DynamoRIO is a process virtual machine that redirects a program's execution from its original binary code to a copy of that code. Instrumentation that carries out the actions of the desired tool are then added to this copy. No changes are made to the original program, which does not need to be specially prepared in any way. DynamoRIO operates completely at run time and handles legacy code, dynamically loaded libraries, dynamically generated code, and self-modifying code.
DynamoRIO monitors all control flow to capture the entire execution of the target program. This monitoring adds overhead even when no tool is present. DynamoRIO's average overhead is 11 percent.

Features

DynamoRIO's API abstracts away the details of the virtualization process and focuses on monitoring or modifying the dynamic code stream of the program. A tool can insert trampolines into the program that invoke tool actions at specific program points. A tool can also insert instrumentation at the assembly language level, which provides fine-grained control over tool actions and tool performance. DynamoRIO supports adaptive optimization and adaptive instrumentation by allowing a tool to remove or modify its instrumentation at any point throughout the execution of the target program.
DynamoRIO invokes tool-registered callbacks at a number of common program event points, such as thread creation, library loading, system calls, signals, or exceptions.
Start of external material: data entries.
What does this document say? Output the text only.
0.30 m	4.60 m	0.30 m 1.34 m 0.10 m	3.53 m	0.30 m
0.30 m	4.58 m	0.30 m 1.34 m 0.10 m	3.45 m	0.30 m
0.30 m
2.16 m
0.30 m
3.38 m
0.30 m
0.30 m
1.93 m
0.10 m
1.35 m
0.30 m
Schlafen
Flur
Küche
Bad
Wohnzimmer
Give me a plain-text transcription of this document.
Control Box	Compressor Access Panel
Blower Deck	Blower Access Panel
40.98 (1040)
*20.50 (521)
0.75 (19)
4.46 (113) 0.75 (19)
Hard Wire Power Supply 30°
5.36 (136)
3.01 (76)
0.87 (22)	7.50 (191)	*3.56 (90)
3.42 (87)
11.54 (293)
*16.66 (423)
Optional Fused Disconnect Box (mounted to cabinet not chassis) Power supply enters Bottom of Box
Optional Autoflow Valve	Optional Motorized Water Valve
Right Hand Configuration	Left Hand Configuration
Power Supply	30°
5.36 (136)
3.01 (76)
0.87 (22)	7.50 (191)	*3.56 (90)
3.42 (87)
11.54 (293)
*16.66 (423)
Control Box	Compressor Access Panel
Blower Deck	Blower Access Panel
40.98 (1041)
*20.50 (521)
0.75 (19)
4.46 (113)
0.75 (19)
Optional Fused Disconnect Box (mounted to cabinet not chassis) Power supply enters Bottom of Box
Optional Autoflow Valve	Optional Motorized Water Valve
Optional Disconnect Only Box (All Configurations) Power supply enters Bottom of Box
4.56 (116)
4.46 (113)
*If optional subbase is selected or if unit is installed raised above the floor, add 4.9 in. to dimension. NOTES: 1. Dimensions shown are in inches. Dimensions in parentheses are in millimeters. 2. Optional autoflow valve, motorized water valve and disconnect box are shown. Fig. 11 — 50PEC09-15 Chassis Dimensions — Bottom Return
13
Its API also allows inspecting the program's libraries and address space in addition to its code.
DynamoRIO's API and event callbacks are designed to be cross-platform, enabling the same tool code to operate on both Windows and Linux and on both IA-32 and x86-64. DynamoRIO ensures tool transparency by isolating the tool's resources, such as its stack, memory, and file accesses, from the program upon which the tool is operating.
DynamoRIO contains libraries that extend its API to provide symbol table access, function wrapping and replacing, and memory address tracing utilities.

Tools

The first tools built for DynamoRIO focused on dynamic optimization. A number of research tools have been built for a variety of purposes, including taint checking and profiling.

Program Shepherding

Applying DynamoRIO to the security field resulted in a technique called program shepherding. The program shepherding instrumentation monitors the origin of each program instruction and the control flow between instructions in order to prevent a security exploit from taking control of the program. In 2003, program shepherding was commercialized as the brand-named Memory Firewall host intrusion prevention software in a startup company called Determina. Determina was acquired by VMware in August 2007.

Dr. Memory

Dr. Memory is an open-source memory debugger built on DynamoRIO and released under an LGPL license. Dr. Memory monitors memory allocations and memory accesses using shadow memory. It detects memory-related programming errors such as accesses of uninitialized memory, accesses to freed memory, heap overflow and underflow, and memory leaks. Its feature set is similar to that of the Valgrind-based Memcheck tool, though it operates on Windows as well as Linux and is twice as fast as Memcheck.